Die Situation war ihnen mehr als unangenehm, und die Ungewissheit darüber, ob er sie gesehen hatte, platzte in Form eines „Hallo!“ aus ihnen heraus. Der Bauer grüßte freundlich zurück, wandte sich dann aber wieder seiner Suche zu. „Brauchen Sie Hilfe?“, fragte er aus erzwungenem Pflichtbewusstsein, wofür er sich sofort einen Seitenhieb von links einfing. Der Bauer übersah das und sagte, das „R“ großzügig rollend: „Danke, nein. Ich hab nur meine Brille verloren, als ich vorhin…“ Plötzlich stockte er, ein peinliches Schweigen trat ein. Alle wussten Bescheid. Ohne ein weiteres Wort zu sagen, machten sie sich auf die Suche, bis die Brille endlich gefunden war. Sie überreichte sie ihm, ohne ihn dabei anzusehen.
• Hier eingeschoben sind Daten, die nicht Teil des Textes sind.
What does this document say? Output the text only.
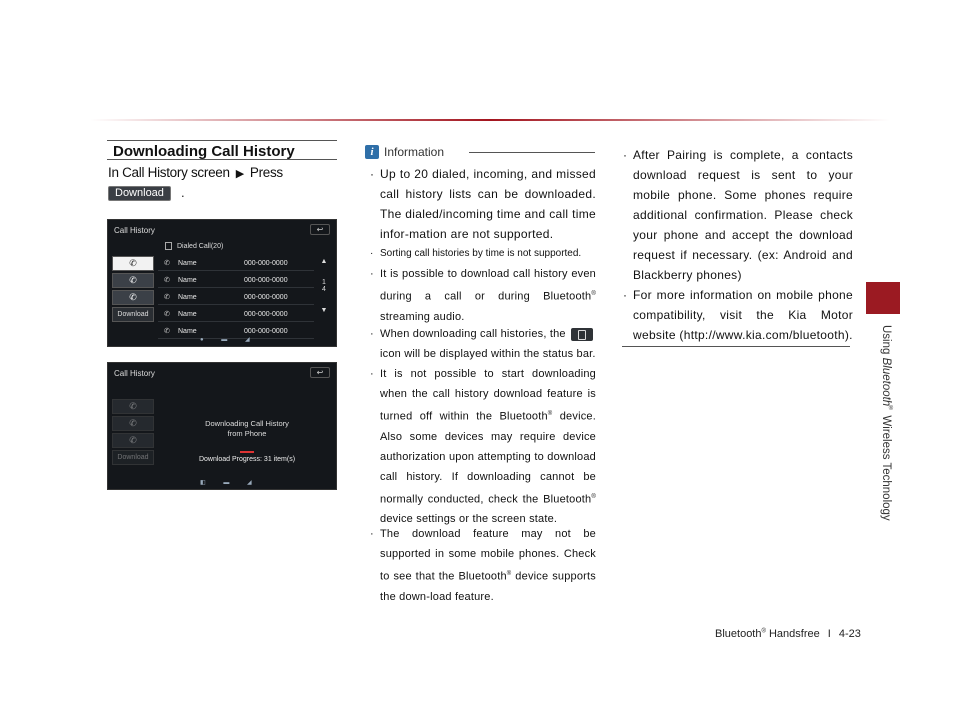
Using Bluetooth® Wireless Technology
Downloading Call History
In Call History screen ▶ Press
Download	.
Call History	↩
Dialed Call(20)
✆
✆
✆
Download
✆ Name	000-000-0000
✆ Name	000-000-0000
✆ Name	000-000-0000
✆ Name	000-000-0000
✆ Name	000-000-0000
▲
1
4
▼
● ▬ ◢
Call History	↩
✆
✆
✆
Download
Downloading Call History
from Phone
Download Progress: 31 item(s)
◧ ▬ ◢
i Information
· Up to 20 dialed, incoming, and missed call history lists can be downloaded. The dialed/incoming time and call time infor-mation are not supported.
· Sorting call histories by time is not supported.
· It is possible to download call history even during a call or during Bluetooth® streaming audio.
· When downloading call histories, the
icon will be displayed within the status bar.
· It is not possible to start downloading when the call history download feature is turned off within the Bluetooth® device. Also some devices may require device authorization upon attempting to download call history. If downloading cannot be normally conducted, check the Bluetooth® device settings or the screen state.
· The download feature may not be supported in some mobile phones. Check to see that the Bluetooth® device supports the down-load feature.
· After Pairing is complete, a contacts download request is sent to your mobile phone. Some phones require additional confirmation. Please check your phone and accept the download request if necessary. (ex: Android and Blackberry phones)
· For more information on mobile phone compatibility, visit the Kia Motor website (http://www.kia.com/bluetooth).
Bluetooth® Handsfree I 4-23
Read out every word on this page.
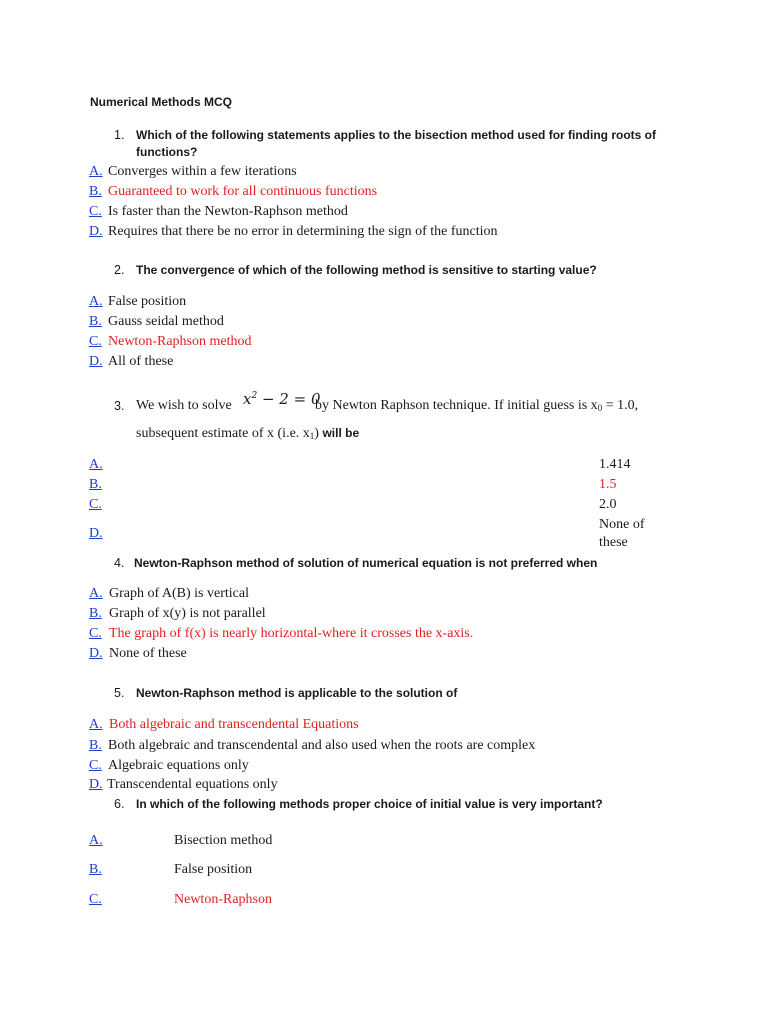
Numerical Methods MCQ
1. Which of the following statements applies to the bisection method used for finding roots of
functions?
A. Converges within a few iterations
B. Guaranteed to work for all continuous functions
C. Is faster than the Newton-Raphson method
D. Requires that there be no error in determining the sign of the function
2. The convergence of which of the following method is sensitive to starting value?
A. False position
B. Gauss seidal method
C. Newton-Raphson method
D. All of these
3. We wish to solve $x^2 - 2 = 0$
by Newton Raphson technique. If initial guess is $x_0 = 1.0$,
subsequent estimate of x (i.e. $x_1$) will be
A.	1.414
B.	1.5
C.	2.0
D.
None of
these
4. Newton-Raphson method of solution of numerical equation is not preferred when
A. Graph of A(B) is vertical
B. Graph of x(y) is not parallel
C. The graph of f(x) is nearly horizontal-where it crosses the x-axis.
D. None of these
5. Newton-Raphson method is applicable to the solution of
A. Both algebraic and transcendental Equations
B. Both algebraic and transcendental and also used when the roots are complex
C. Algebraic equations only
D. Transcendental equations only
6. In which of the following methods proper choice of initial value is very important?
A.	Bisection method
B.	False position
C.	Newton-Raphson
„Danke, vielen Dank! Ich…ich hab nur nach dem Rechten sehen wollen, Sie…“, es war nicht nötig, das weiter auszuführen. Inzwischen hatte er die Picknicksachen zusammengeräumt und aufs Fahrrad geladen. Sie standen bei den Fahrrädern, drucksten herum. Schließlich fing der Bauer wieder an: „Na dann…“ Da die Situation keine weiteren Worte zuließ, verschränkte er die Hände auf dem Rücken und lief davon. Doch dann drehte er sich nochmal um, schien auf irgendwelchen Worten herumzukauen, die nicht recht rauskommen wollten, während er irgendetwas murmelte. Er fasste sich dann doch ein Herz und sagte ganz entschlossen: „Es ist nur…was Sie beide da haben. Also wenn ich so eine Liebe gehabt hätte, die selbst bei so einem – entschuldigen Sie – Scheißwetter so frühlingshaft daherkommt, also ich weiß nicht…Heirate sie, Bursche! Und lass sie nie wieder gehen! Das, also, das wollte ich nur gesagt haben. Tut mir leid…Sie wissen schon, ich hab nichts gesehen…Heirate Sie, unbedingt! Gut, ich werd’ dann mal…einen schönen Sonntag für Sie!“

Erst, als der Traktor hinter der Anhöhe verschwunden war, trauten sie sich wieder zu sprechen. „Seltsam!“, platzte es aus ihr heraus. „Absolut schräg!“, fügte er hinzu. „Was hat er sich nur dabei gedacht…“ „Der schönste Tag seit langem…“, fiel sie ihm ins Wort. „Seit ich dich kenne“, kam es wie aus der Pistole geschossen. „Und, befolgst du denn Tipp des Alten?“, drängte sie ihn beim Heimfahren. Er verzog das Gesicht zu einer Grimasse, schaute in den grauen Himmel hinauf und antwortete dann mit einem breiten Grinsen: „Weiß nicht, vielleicht im Frühling!“ Er trat in die Pedale und schoss davon, das Quietschen hinter ihm wurde lauter.